The way streets ought to be


Did you ever take something for granted?

Consider streets, for instance – those thoroughfares that get you from here to there and back again, going north and south, east and west, intersecting at equal intervals, punctuated only by an occasional stoplight or stop sign, and going on until a cornfield jumps up and says, “Far enough.”

I sure did.

The first 29 years that I drove a car, I lived in a town with nice straight streets. In many cases, you could start out at one end and get almost across town before you reached the other end, whether you were going up and down or back and forth.

The other towns I’d lived in or visited were much the same. Some even had the courtesy to name the streets with numbers or letters in accelerating order, radiating out from a main drag.

Consequently, I lived more than four decades of my life, believing this as truth – all towns are on a grid.

Well, aren’t they? It only makes sense, right?

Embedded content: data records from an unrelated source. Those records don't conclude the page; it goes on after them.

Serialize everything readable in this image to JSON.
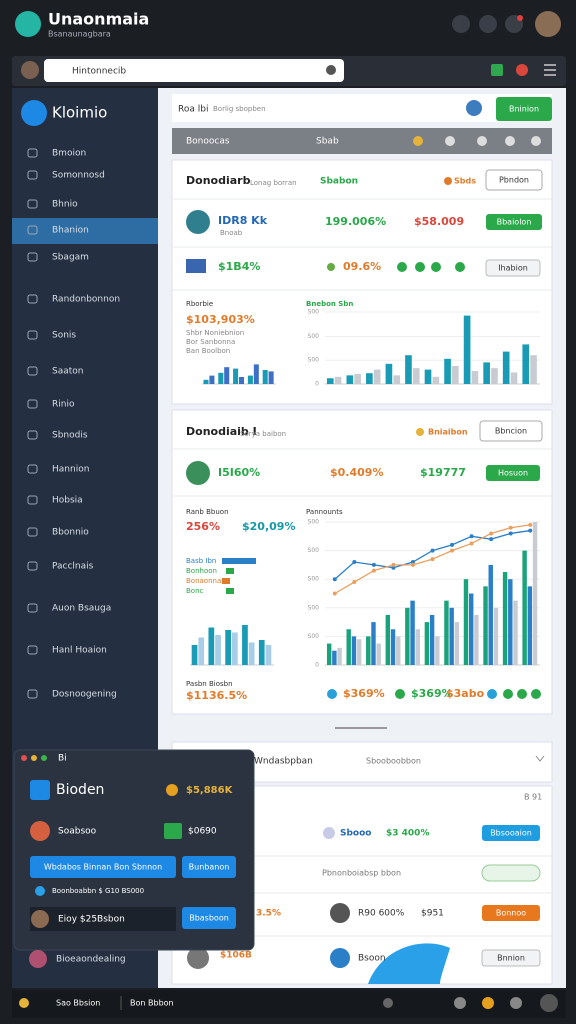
{
  "header": {
    "title": "Unaonmaia",
    "subtitle": "Bsanaunagbara"
  },
  "search": {
    "placeholder": "Hintonnecib"
  },
  "sidebar": {
    "title": "Kloimio",
    "items": [
      "Bmoion",
      "Somonnosd",
      "Bhnio",
      "Bhanion",
      "Sbagam",
      "Randonbonnon",
      "Sonis",
      "Saaton",
      "Rinio",
      "Sbnodis",
      "Hannion",
      "Hobsia",
      "Bbonnio",
      "Pacclnais",
      "Auon Bsauga",
      "Hanl Hoaion",
      "Dosnoogening",
      "Bioeaondealing"
    ]
  },
  "topbar": {
    "title": "Roa lbi",
    "subtitle": "Borlig sbopben",
    "button": "Bninion"
  },
  "toolbar": {
    "left": "Bonoocas",
    "mid": "Sbab"
  },
  "card1": {
    "title": "Donodiarb",
    "subtitle": "Lonag borran",
    "tag": "Sbabon",
    "badge": "Sbds",
    "button": "Pbndon",
    "row1": {
      "name": "IDR8 Kk",
      "sub": "Bnoab",
      "v1": "199.006%",
      "v2": "$58.009",
      "button": "Bbaiolon"
    },
    "row2": {
      "name": "$1B4%",
      "v1": "09.6%",
      "button": "Ihabion"
    },
    "chart_left": {
      "title": "Rborbie",
      "value": "$103,903%",
      "lines": [
        "Shbr Noniebnion",
        "Bor Sanbonna",
        "Ban Boolbon"
      ],
      "ylim": [
        0,
        100
      ],
      "series": [
        {
          "type": "bar",
          "color": "#1a9bb5",
          "values": [
            15,
            40,
            55,
            30,
            50
          ]
        },
        {
          "type": "bar",
          "color": "#3d6fc4",
          "values": [
            30,
            60,
            25,
            70,
            45
          ]
        }
      ]
    },
    "chart_right": {
      "title": "Bnebon Sbn",
      "ylim": [
        0,
        100
      ],
      "yticks": [
        {
          "value": 100,
          "label": "S00"
        },
        {
          "value": 66,
          "label": "S00"
        },
        {
          "value": 33,
          "label": "S00"
        },
        0
      ],
      "series": [
        {
          "type": "bar",
          "color": "#1a9bb5",
          "values": [
            8,
            12,
            15,
            28,
            40,
            20,
            35,
            95,
            30,
            45,
            55
          ]
        },
        {
          "type": "bar",
          "color": "#c8ccd2",
          "values": [
            10,
            14,
            20,
            12,
            22,
            10,
            25,
            18,
            22,
            16,
            40
          ]
        }
      ]
    }
  },
  "card2": {
    "title": "Donodiaib I",
    "subtitle": "Sorya baibon",
    "badge": "Bniaibon",
    "button": "Bbncion",
    "row": {
      "v1": "I5I60%",
      "v2": "$0.409%",
      "v3": "$19777",
      "button": "Hosuon"
    },
    "chart_left": {
      "title": "Ranb Bbuon",
      "v1": "256%",
      "v2": "$20,09%",
      "legend": [
        "Basb Ibn",
        "Bonhoon",
        "Bonaonnas",
        "Bonc"
      ],
      "footer_title": "Pasbn Biosbn",
      "footer_value": "$1136.5%",
      "ylim": [
        0,
        100
      ],
      "series": [
        {
          "type": "bar",
          "color": "#1a9bb5",
          "values": [
            40,
            75,
            70,
            80,
            50
          ]
        },
        {
          "type": "bar",
          "color": "#a8cde8",
          "values": [
            55,
            60,
            65,
            45,
            40
          ]
        }
      ]
    },
    "chart_right": {
      "title": "Pannounts",
      "ylim": [
        0,
        100
      ],
      "footer": [
        "$369%",
        "$369%",
        "$3abo"
      ],
      "yticks": [
        {
          "value": 100,
          "label": "S00"
        },
        {
          "value": 80,
          "label": "S00"
        },
        {
          "value": 60,
          "label": "S00"
        },
        {
          "value": 40,
          "label": "S00"
        },
        {
          "value": 20,
          "label": "S00"
        },
        0
      ],
      "series": [
        {
          "type": "bar",
          "color": "#1aa37a",
          "values": [
            15,
            25,
            20,
            35,
            40,
            30,
            45,
            60,
            55,
            65,
            80
          ]
        },
        {
          "type": "bar",
          "color": "#2a7fc7",
          "values": [
            10,
            20,
            30,
            25,
            45,
            35,
            40,
            50,
            70,
            60,
            55
          ]
        },
        {
          "type": "bar",
          "color": "#c8ccd2",
          "values": [
            12,
            18,
            15,
            20,
            25,
            20,
            30,
            35,
            40,
            45,
            100
          ]
        },
        {
          "type": "line",
          "color": "#2a7fc7",
          "values": [
            60,
            72,
            70,
            68,
            72,
            80,
            84,
            90,
            88,
            92,
            94
          ]
        },
        {
          "type": "line",
          "color": "#e8a060",
          "values": [
            50,
            58,
            66,
            70,
            70,
            74,
            80,
            85,
            92,
            96,
            98
          ]
        }
      ]
    }
  },
  "card3": {
    "title": "Wndasbpban",
    "subtitle": "Sbooboobbon",
    "tag": "B 91",
    "row1": {
      "v1": "Sbooo",
      "v2": "$3 400%",
      "button": "Bbsooaion"
    },
    "row2": {
      "text": "Pbnonboiabsp bbon"
    },
    "row3": {
      "v0": "3.5%",
      "v1": "R90 600%",
      "v2": "$951",
      "button": "Bonnoo"
    },
    "row4": {
      "v1": "$106B",
      "v2": "Bsoon",
      "button": "Bnnion"
    }
  },
  "popup": {
    "title": "Bi",
    "name": "Bioden",
    "value": "$5,886K",
    "row1": "Soabsoo",
    "row1_value": "$0690",
    "button1": "Wbdabos Binnan Bon Sbnnon",
    "button2": "Bunbanon",
    "note": "Boonboabbn $ G10 BS000",
    "row2": "Eioy $25Bsbon",
    "button3": "Bbasboon"
  },
  "bottombar": {
    "left": "Sao Bbsion",
    "mid": "Bon Bbbon"
  }
}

Oh, there might be an exception here and there – a place where a "grand" avenue seems all confused, crossing the others at an angle, or where other streets stop so they won’t run into the schools placed squarely in their paths.

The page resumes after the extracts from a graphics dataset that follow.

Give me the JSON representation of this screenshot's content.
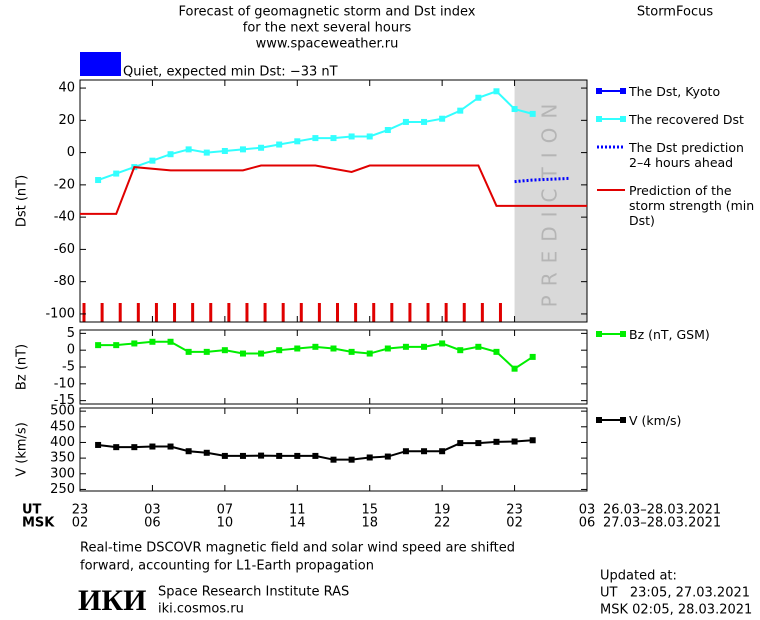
{
  "header": {
    "title_lines": [
      "Forecast of geomagnetic storm and Dst index",
      "for the next several hours",
      "www.spaceweather.ru"
    ],
    "brand": "StormFocus",
    "status": "Quiet, expected min Dst: −33 nT",
    "status_color": "#0000ff"
  },
  "chart_data": [
    {
      "type": "line",
      "ylabel": "Dst (nT)",
      "xlim": [
        0,
        28
      ],
      "ylim": [
        -105,
        45
      ],
      "yticks": [
        40,
        20,
        0,
        -20,
        -40,
        -60,
        -80,
        -100
      ],
      "prediction_region": {
        "label": "PREDICTION",
        "x": [
          24,
          28
        ],
        "color": "#d9d9d9"
      },
      "series": [
        {
          "name": "The Dst, Kyoto",
          "color": "#0000ff",
          "marker": "square",
          "x": [],
          "values": []
        },
        {
          "name": "The recovered Dst",
          "color": "#33ffff",
          "marker": "square",
          "x": [
            1,
            2,
            3,
            4,
            5,
            6,
            7,
            8,
            9,
            10,
            11,
            12,
            13,
            14,
            15,
            16,
            17,
            18,
            19,
            20,
            21,
            22,
            23,
            24,
            25
          ],
          "values": [
            -17,
            -13,
            -9,
            -5,
            -1,
            2,
            0,
            1,
            2,
            3,
            5,
            7,
            9,
            9,
            10,
            10,
            14,
            19,
            19,
            21,
            26,
            34,
            38,
            27,
            24
          ]
        },
        {
          "name": "The Dst prediction 2–4 hours ahead",
          "color": "#0000ff",
          "dash": "dotted",
          "x": [
            24,
            25,
            26,
            27
          ],
          "values": [
            -18,
            -17,
            -16.5,
            -16
          ]
        },
        {
          "name": "Prediction of the storm strength (min Dst)",
          "color": "#e00000",
          "x": [
            0,
            2,
            3,
            5,
            9,
            10,
            13,
            15,
            16,
            22,
            23,
            28
          ],
          "values": [
            -38,
            -38,
            -9,
            -11,
            -11,
            -8,
            -8,
            -12,
            -8,
            -8,
            -33,
            -33
          ]
        }
      ]
    },
    {
      "type": "line",
      "ylabel": "Bz (nT)",
      "xlim": [
        0,
        28
      ],
      "ylim": [
        -16,
        6
      ],
      "yticks": [
        5,
        0,
        -5,
        -10,
        -15
      ],
      "series": [
        {
          "name": "Bz (nT, GSM)",
          "color": "#00ee00",
          "marker": "square",
          "x": [
            1,
            2,
            3,
            4,
            5,
            6,
            7,
            8,
            9,
            10,
            11,
            12,
            13,
            14,
            15,
            16,
            17,
            18,
            19,
            20,
            21,
            22,
            23,
            24,
            25
          ],
          "values": [
            1.5,
            1.5,
            2,
            2.5,
            2.5,
            -0.5,
            -0.5,
            0,
            -1,
            -1,
            0,
            0.5,
            1,
            0.5,
            -0.5,
            -1,
            0.5,
            1,
            1,
            2,
            0,
            1,
            -0.5,
            -5.5,
            -2
          ]
        }
      ]
    },
    {
      "type": "line",
      "ylabel": "V (km/s)",
      "xlim": [
        0,
        28
      ],
      "ylim": [
        245,
        510
      ],
      "yticks": [
        500,
        450,
        400,
        350,
        300,
        250
      ],
      "series": [
        {
          "name": "V (km/s)",
          "color": "#000000",
          "marker": "square",
          "x": [
            1,
            2,
            3,
            4,
            5,
            6,
            7,
            8,
            9,
            10,
            11,
            12,
            13,
            14,
            15,
            16,
            17,
            18,
            19,
            20,
            21,
            22,
            23,
            24,
            25
          ],
          "values": [
            392,
            385,
            385,
            387,
            387,
            372,
            367,
            357,
            357,
            358,
            357,
            357,
            357,
            345,
            345,
            352,
            355,
            372,
            372,
            372,
            398,
            398,
            402,
            403,
            407
          ]
        }
      ]
    }
  ],
  "time_axis": {
    "ut_label": "UT",
    "ut_range": "26.03–28.03.2021",
    "ut_ticks": [
      {
        "value": 0,
        "label": "23"
      },
      {
        "value": 4,
        "label": "03"
      },
      {
        "value": 8,
        "label": "07"
      },
      {
        "value": 12,
        "label": "11"
      },
      {
        "value": 16,
        "label": "15"
      },
      {
        "value": 20,
        "label": "19"
      },
      {
        "value": 24,
        "label": "23"
      },
      {
        "value": 28,
        "label": "03"
      }
    ],
    "msk_label": "MSK",
    "msk_range": "27.03–28.03.2021",
    "msk_ticks": [
      {
        "value": 0,
        "label": "02"
      },
      {
        "value": 4,
        "label": "06"
      },
      {
        "value": 8,
        "label": "10"
      },
      {
        "value": 12,
        "label": "14"
      },
      {
        "value": 16,
        "label": "18"
      },
      {
        "value": 20,
        "label": "22"
      },
      {
        "value": 24,
        "label": "02"
      },
      {
        "value": 28,
        "label": "06"
      }
    ]
  },
  "footer": {
    "note_lines": [
      "Real-time DSCOVR magnetic field and solar wind speed are shifted",
      "forward, accounting for L1-Earth propagation"
    ],
    "logo": "ИКИ",
    "institute": "Space Research Institute RAS",
    "site": "iki.cosmos.ru",
    "updated_label": "Updated at:",
    "updated_ut": "UT   23:05, 27.03.2021",
    "updated_msk": "MSK 02:05, 28.03.2021"
  }
}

In case, as I did, you still believe the fallacy that all streets cross each other just so, I’m here to tell you the truth as I’ve discovered it.

It “ain’t that way” everywhere else.

Almost 30 years after I learned to drive, I found myself living near a pair of adjoining cities where it seemed as if I could count on one hand the number of streets that went straight though town – and some of those only went one direction. We won’t talk about how many times I looked up to see that every car except mine was going the other direction.

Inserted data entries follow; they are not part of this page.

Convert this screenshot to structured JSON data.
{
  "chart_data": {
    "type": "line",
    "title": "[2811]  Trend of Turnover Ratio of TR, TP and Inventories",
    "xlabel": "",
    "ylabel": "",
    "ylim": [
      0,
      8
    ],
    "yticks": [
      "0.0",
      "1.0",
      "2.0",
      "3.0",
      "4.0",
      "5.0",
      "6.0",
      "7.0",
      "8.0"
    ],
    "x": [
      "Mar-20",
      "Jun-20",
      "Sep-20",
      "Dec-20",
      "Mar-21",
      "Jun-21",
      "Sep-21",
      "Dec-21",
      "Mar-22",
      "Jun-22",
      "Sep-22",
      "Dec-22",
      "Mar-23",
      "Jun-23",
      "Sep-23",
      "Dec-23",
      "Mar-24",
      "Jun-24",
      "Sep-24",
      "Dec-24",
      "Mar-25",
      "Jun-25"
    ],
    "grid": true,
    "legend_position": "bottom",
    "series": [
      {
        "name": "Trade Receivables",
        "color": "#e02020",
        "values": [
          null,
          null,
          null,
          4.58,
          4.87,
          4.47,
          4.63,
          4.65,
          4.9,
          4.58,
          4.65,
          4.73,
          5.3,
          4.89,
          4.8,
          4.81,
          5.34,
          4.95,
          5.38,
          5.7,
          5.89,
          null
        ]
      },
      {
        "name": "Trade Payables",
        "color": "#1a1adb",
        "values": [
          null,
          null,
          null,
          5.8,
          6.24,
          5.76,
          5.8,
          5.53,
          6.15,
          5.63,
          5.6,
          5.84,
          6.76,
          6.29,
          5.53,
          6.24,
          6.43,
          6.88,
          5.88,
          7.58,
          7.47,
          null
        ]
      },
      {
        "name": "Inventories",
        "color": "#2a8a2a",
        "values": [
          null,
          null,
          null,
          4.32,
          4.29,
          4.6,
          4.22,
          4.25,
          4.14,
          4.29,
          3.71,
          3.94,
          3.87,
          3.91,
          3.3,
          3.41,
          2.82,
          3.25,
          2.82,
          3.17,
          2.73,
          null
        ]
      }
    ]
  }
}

Streets in these cities usually ended after a couple blocks or went in circles, triangles or assorted strange trapezoids even a geometry professor would have trouble identifying. I learned not to venture far from the two major north-south streets and two east-west streets which I trusted myself to travel, believing I’d surely get so lost even bagel crumbs wouldn’t help me find my way home.

One day, though, trying a new cross street in the twin-cities, I found an obstacle in my way, one I hadn’t stumbled upon for at least a decade. Creeping across the street was a moving train.

I felt as if I were home again – nonsensical streets or not. I got so excited that I had to call the first person to come to mind who would understand my excitement – a teen from my hometown.

I should have expected his reply, one of the few words in a youthful vocabulary, “Uh.”

I knew he got it, though. After all, he answered me, didn’t he?

A few days ago, I found myself again in the town where I learned to drive, the one with the nicely laid-out grid. But, what did I encounter on a major north-south street?

You got it – a train, stopped dead in its tracks, blocking the roadway.

The good thing about Galesburg, though, is that I know how to get around obstacles – because in The ‘Burg, the streets make sense.

They did something right when they built that town.